O preço da inadimplência no setor de saúde suplementar

Por Michel Goya

Em 2024, o setor de saúde suplementar brasileiro viveu um paradoxo: enquanto as operadoras de planos de saúde registraram lucros líquidos históricos — R$ 11,1 bilhões no acumulado de janeiro a setembro, segundo a ANS —, fornecedores de dispositivos médicos enfrentam um prejuízo sistêmico crescente. Estima-se que R$ 4,58 bilhões em faturas estejam atualmente represadas, glosadas ou inadimplidas, valor que representa 36% do faturamento das empresas associadas à ABRAIDI (Associação Brasileira de Importadores e Distribuidores de Produtos para Saúde).

Esse dado é alarmante por si só, mas torna-se ainda mais grave ao se observar sua origem: a profunda assimetria estrutural entre os elos da cadeia da saúde. O atual modelo de remuneração, caracterizado por prazos excessivos, glosas arbitrárias e falta de previsibilidade financeira, mantém distribuidores e importadores em posição cronicamente vulnerável.

Um sistema que sangra no elo mais fraco

Os fornecedores de Órteses, Próteses e Materiais Especiais (OPME) operam com margens cada vez mais apertadas, enquanto enfrentam exigências crescentes em compliance, rastreabilidade e excelência técnica. No entanto, mesmo cumprindo suas obrigações, muitas empresas não conseguem receber em tempo hábil — ou sequer recebem.

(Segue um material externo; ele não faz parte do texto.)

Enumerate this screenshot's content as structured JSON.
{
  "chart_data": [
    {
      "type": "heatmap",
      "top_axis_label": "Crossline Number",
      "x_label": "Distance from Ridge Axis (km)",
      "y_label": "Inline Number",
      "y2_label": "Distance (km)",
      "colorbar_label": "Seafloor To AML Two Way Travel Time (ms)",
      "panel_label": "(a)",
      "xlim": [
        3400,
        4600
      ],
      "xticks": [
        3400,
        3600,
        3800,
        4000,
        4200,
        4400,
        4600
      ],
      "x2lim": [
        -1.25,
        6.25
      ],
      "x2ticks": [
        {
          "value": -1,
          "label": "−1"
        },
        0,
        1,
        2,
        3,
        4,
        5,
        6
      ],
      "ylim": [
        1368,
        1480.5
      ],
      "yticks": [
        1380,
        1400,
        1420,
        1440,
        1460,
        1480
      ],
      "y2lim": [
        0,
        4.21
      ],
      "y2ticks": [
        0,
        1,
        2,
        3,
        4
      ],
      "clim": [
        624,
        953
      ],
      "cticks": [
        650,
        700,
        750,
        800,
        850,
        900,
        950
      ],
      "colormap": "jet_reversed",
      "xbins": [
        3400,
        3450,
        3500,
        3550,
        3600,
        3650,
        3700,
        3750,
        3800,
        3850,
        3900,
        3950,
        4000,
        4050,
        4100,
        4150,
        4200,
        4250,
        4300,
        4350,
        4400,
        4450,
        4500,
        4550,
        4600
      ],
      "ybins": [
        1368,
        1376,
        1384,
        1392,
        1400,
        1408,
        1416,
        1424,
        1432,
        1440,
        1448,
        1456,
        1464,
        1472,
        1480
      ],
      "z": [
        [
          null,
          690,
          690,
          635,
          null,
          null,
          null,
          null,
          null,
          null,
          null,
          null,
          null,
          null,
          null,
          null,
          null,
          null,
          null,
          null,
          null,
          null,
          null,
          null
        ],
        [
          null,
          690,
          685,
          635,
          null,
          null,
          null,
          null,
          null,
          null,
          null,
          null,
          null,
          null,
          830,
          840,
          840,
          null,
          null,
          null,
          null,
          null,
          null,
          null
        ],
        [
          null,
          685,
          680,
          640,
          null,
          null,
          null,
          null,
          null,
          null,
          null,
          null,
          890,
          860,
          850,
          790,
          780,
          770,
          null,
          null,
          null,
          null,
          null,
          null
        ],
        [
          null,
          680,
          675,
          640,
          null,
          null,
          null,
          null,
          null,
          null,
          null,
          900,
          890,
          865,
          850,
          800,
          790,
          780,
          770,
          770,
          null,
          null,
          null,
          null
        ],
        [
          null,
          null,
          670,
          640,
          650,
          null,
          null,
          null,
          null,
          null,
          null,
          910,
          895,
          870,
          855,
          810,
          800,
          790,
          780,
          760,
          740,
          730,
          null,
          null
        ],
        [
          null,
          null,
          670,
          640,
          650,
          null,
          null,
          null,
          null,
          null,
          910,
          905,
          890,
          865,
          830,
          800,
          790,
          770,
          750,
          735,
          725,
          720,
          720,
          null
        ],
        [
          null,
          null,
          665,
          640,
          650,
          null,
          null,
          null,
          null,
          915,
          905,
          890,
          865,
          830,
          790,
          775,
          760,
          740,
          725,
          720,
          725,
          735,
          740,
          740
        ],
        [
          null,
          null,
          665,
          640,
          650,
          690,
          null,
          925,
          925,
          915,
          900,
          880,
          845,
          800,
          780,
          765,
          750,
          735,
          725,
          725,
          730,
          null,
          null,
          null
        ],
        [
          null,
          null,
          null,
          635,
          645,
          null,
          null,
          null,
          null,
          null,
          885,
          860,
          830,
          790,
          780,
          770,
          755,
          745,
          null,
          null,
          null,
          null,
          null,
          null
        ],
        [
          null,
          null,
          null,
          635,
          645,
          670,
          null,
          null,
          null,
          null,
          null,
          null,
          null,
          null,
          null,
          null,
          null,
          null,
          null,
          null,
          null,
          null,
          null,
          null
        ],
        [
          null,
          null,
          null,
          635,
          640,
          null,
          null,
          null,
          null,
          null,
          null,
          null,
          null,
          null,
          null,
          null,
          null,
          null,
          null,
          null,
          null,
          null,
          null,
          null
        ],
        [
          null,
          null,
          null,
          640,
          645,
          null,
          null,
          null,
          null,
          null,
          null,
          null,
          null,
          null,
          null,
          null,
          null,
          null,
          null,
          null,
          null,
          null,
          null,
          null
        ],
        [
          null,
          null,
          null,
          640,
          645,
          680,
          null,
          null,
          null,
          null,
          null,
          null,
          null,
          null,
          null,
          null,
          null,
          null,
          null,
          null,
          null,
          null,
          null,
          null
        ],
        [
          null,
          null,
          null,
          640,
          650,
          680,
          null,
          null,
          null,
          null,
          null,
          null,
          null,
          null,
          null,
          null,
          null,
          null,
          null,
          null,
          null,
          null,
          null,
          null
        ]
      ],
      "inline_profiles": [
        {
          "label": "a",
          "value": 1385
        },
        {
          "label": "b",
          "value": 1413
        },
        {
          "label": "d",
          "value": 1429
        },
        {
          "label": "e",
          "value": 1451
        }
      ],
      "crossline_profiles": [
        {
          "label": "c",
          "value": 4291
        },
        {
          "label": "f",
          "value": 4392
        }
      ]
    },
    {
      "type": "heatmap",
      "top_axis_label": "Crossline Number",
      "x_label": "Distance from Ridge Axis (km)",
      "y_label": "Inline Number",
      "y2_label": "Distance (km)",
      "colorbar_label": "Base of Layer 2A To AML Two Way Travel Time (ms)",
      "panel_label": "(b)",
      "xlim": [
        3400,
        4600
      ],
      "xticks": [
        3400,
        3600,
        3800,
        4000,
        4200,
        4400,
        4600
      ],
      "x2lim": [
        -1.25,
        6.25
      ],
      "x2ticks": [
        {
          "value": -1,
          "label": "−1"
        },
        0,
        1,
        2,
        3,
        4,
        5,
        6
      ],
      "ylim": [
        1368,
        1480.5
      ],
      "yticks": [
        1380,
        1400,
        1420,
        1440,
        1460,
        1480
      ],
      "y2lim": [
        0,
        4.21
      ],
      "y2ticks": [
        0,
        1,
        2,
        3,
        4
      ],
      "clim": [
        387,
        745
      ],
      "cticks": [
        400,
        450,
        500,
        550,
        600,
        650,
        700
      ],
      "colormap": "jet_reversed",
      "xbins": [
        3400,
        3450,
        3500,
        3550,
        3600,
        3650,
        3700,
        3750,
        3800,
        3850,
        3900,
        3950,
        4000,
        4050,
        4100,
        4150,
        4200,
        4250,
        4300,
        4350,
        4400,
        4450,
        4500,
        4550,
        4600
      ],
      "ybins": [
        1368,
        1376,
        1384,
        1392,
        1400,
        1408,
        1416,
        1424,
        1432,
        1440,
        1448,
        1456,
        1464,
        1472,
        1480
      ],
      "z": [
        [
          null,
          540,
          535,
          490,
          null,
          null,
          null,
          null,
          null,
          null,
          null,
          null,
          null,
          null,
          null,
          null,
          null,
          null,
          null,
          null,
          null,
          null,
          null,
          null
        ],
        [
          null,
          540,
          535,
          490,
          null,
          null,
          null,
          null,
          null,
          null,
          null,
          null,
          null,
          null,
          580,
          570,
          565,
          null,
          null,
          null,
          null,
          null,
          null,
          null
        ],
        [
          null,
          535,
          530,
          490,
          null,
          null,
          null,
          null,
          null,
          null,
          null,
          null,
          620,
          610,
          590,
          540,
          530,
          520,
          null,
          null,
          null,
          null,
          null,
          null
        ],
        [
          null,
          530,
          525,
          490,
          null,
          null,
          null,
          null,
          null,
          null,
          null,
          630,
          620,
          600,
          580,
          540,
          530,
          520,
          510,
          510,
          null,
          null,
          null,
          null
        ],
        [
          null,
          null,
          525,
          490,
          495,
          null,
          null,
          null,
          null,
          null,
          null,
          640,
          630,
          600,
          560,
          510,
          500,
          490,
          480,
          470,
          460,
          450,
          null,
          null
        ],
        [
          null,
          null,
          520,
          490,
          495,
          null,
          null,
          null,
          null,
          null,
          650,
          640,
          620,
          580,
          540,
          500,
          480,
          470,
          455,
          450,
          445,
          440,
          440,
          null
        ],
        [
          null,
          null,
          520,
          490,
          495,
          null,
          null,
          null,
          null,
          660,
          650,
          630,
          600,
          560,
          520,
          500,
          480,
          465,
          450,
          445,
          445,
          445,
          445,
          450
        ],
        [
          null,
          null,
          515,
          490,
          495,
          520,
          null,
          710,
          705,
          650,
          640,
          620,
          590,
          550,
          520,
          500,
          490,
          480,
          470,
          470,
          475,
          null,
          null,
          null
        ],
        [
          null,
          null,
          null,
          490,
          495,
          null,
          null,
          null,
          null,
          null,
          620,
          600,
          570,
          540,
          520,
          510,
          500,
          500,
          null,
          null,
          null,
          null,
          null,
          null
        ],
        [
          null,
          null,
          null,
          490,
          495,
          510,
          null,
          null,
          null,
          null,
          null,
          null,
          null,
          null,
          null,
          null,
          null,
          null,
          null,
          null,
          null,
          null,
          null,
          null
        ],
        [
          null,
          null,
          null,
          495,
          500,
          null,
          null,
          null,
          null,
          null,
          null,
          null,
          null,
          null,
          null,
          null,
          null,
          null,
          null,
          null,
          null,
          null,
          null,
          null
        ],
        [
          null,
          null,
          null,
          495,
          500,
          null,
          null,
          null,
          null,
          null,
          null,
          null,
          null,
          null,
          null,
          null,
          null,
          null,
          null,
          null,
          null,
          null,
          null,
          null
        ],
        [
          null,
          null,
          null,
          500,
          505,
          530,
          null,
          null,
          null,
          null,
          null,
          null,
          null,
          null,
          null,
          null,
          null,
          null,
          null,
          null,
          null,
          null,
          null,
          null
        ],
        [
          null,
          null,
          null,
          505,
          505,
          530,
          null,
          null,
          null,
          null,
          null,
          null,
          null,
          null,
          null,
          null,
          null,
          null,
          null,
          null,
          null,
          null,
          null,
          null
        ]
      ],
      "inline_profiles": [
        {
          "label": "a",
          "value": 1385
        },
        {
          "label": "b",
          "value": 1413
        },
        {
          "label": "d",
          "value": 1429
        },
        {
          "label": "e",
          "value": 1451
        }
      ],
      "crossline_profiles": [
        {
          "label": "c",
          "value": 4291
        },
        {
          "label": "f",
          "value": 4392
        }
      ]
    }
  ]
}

Na outra ponta, hospitais e operadoras mantêm políticas de glosas que, frequentemente, carecem de critérios técnicos claros e transparentes. O efeito dominó é inevitável: fornecedores descapitalizados reduzem estoques, atrasam entregas e, em casos extremos, abandonam o mercado. O impacto final recai sobre o paciente, que enfrenta cancelamentos de cirurgias, adiamentos de tratamentos e descontinuidade de cuidados essenciais.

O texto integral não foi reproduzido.